British-Nigerian construction law expert Abiola Aderibigbe has called for a collaborative rollout of a national Contractor Registration & Grading system—inviting COREN, CORBON, ARCON and QSRBN to co-shape standards alongside the Bureau of Public Procurement (BPP).
Nigeria can end the “wrong firm on the wrong job” culture by matching projects to proven competence, says Aderibigbe. He is urging a partnership model in which BPP operates a transparent Register & Grading portal while the professional councils set and verify the technical benchmarks. Paying tribute to the councils’ leadership, he praised COREN under Engr. Prof. Sadiq Zubair Abubakar for its sustained push on engineering standards and public safety; CORBON, chaired by Bldr. (Dr.) Samson Ameh Opaluwah, for championing quality and workforce registers; ARCON, led by Arc. (Sir) Dipo Ajayi, for strengthening architectural governance; and QSRBN, under QS Obafemi O. Onashile, for advancing cost discipline and professional ethics.
“These institutions are the backbone of competence,” Aderibigbe said. “I have deep admiration for the organisations and their esteemed leaders—I’ve watched their work with respect, and my invitation is simple: let’s build with you, not around you. If COREN, CORBON, ARCON and QSRBN validate the technical side while BPP runs an open register and sanctions dashboard, we will protect lives, cut disputes and rebuild trust.”
COREN
At the heart of his plan is an upgrade of the BPP database into a live, public register with grade bands (G1–G9), tender caps and a visible sanctions dashboard. Eligibility would reflect financial capacity, track record, qualified personnel and plant, and recognised competence evidence, with CPD-linked renewal. The councils would verify technical compliance and provide progression pathways so grades mirror real capability—especially for credible MSMEs.
The proposal would be mandatory for public works across federal, state, LGA and SOE projects, and optional but incentivised for private developments via finance and insurance levers and model contract clauses. It draws on proven ideas: the UK’s CDM duty-holder competence and SSIP pre-qualification practice, South Africa’s CIDB Grades 1–9, Singapore’s BCA/CRS workheads with grade-based limits, and Queensland’s PQC performance framework.
Aderibigbe framed contractor grading as one of his five co-equal “Aderibigbe Pillars” for a Nigerian Construction Act—“a practical place to begin while the other pillars advance in parallel.” He reiterated his earlier public call for the Act, urging industry and government to “debate the details, not the destination” and to “put competence first—with our professional regulators at the centre.”

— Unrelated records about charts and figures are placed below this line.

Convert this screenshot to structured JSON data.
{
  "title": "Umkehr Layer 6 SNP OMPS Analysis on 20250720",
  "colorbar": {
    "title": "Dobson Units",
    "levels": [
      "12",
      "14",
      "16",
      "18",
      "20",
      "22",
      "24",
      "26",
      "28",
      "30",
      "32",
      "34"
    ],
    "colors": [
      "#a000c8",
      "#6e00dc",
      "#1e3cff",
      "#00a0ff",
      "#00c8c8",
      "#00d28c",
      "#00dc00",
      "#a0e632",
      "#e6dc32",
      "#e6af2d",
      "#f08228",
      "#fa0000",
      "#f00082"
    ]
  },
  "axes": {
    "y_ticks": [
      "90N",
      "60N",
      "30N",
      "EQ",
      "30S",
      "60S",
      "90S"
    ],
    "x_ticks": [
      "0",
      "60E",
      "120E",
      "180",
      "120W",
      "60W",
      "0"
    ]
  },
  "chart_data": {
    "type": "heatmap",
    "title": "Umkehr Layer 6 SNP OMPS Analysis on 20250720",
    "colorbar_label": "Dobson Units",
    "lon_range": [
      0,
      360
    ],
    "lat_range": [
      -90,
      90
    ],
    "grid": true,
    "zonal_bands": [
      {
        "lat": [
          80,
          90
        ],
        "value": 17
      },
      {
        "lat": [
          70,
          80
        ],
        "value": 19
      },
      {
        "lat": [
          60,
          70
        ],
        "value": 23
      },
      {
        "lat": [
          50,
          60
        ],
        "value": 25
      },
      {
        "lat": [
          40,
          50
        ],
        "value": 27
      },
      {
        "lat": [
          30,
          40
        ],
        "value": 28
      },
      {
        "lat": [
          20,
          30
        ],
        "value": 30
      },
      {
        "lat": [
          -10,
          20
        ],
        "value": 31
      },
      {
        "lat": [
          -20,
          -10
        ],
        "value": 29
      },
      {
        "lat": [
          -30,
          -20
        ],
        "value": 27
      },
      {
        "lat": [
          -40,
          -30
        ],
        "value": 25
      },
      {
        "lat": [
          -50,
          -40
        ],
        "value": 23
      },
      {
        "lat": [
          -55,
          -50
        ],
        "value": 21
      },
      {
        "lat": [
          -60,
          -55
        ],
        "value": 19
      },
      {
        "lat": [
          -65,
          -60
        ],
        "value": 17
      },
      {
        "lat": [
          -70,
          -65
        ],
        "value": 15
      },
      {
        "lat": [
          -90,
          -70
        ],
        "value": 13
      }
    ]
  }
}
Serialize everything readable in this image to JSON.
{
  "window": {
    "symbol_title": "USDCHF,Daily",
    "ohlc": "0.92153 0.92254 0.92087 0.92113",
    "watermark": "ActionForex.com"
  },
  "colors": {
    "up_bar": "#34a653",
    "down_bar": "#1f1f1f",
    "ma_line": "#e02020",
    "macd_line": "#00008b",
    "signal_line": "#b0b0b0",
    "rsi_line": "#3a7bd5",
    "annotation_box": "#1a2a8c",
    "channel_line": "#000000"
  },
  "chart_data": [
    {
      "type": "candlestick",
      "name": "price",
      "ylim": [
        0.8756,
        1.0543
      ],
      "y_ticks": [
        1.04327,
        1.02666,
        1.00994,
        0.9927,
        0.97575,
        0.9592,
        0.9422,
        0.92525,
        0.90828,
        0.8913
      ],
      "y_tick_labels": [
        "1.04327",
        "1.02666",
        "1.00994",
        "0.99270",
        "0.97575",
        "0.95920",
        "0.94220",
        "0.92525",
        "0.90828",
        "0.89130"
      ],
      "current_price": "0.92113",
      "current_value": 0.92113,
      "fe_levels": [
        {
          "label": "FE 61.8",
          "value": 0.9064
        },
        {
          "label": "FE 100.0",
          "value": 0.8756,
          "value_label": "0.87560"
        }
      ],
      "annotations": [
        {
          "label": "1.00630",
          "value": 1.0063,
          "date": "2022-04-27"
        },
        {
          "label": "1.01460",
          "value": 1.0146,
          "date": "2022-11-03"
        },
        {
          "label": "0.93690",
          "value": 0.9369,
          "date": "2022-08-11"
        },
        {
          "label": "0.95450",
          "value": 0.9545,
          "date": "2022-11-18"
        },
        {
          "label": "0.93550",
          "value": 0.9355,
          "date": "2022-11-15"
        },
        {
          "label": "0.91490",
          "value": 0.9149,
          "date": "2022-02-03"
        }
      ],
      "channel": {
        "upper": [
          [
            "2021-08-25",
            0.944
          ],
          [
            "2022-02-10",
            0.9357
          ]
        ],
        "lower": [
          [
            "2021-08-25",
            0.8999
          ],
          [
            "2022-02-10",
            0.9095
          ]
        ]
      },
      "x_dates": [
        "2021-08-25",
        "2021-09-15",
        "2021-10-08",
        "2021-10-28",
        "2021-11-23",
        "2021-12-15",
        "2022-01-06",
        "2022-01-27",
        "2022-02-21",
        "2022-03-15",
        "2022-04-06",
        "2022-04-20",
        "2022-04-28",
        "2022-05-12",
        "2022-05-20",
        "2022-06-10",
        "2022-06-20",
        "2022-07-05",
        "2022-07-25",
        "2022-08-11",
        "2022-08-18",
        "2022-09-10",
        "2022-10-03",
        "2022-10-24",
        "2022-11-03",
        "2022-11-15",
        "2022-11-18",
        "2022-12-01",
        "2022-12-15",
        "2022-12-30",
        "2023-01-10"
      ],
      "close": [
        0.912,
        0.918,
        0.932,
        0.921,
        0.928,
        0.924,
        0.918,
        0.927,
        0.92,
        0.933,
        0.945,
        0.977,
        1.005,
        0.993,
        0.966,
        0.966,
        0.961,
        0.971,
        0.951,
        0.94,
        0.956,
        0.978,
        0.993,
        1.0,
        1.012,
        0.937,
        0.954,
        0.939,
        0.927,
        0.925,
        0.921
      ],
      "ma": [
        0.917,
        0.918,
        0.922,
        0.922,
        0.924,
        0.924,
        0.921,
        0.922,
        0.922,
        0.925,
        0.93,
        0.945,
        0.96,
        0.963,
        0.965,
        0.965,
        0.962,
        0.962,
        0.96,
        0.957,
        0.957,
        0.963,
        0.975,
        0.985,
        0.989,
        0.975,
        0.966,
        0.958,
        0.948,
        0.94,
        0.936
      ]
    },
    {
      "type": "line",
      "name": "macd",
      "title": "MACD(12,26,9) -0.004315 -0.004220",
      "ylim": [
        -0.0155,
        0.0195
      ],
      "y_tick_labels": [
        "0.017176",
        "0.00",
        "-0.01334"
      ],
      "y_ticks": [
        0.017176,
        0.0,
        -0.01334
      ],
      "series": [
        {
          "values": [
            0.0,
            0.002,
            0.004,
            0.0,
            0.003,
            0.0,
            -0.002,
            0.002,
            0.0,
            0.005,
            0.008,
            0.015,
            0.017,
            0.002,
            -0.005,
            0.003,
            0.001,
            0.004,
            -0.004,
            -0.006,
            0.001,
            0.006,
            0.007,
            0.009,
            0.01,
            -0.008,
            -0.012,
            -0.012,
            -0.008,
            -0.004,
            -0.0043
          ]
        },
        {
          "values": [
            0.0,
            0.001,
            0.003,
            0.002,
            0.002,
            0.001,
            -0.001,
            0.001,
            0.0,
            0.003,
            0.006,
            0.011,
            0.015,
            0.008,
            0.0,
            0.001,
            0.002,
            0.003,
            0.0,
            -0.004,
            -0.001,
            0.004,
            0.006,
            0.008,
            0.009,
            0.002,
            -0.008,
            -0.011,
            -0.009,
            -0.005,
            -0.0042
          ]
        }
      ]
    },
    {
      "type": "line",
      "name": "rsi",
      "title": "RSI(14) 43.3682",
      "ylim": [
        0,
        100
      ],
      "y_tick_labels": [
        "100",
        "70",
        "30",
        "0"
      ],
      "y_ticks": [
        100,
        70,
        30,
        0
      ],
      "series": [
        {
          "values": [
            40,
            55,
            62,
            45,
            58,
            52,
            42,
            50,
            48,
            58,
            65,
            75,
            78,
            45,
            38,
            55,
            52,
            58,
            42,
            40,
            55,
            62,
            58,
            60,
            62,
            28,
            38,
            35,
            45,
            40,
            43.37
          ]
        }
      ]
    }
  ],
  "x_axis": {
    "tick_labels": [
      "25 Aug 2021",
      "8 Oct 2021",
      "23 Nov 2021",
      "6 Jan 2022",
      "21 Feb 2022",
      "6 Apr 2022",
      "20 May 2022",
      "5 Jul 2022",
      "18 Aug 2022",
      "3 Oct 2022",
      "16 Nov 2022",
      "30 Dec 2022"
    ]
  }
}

He sketched a deliverable 18–24-month path: initial BPP regulations on workheads and grades, memoranda of understanding with the councils and a recognised competence list; followed by a portal upgrade, federal pilots and two state pilots, importing legacy registers; then go-live for federal public works with state opt-ins, lender/insurer tie-ins and private-sector model clauses; culminating in nationwide public-works coverage, a first performance-score cycle and the inaugural compliance report with a sanctions dashboard.
“I admire the work these councils and their presidents are doing,” Aderibigbe said. “This pillar succeeds with them. My door is open: let’s co-design the standards, mentor MSMEs and make competence the national baseline.”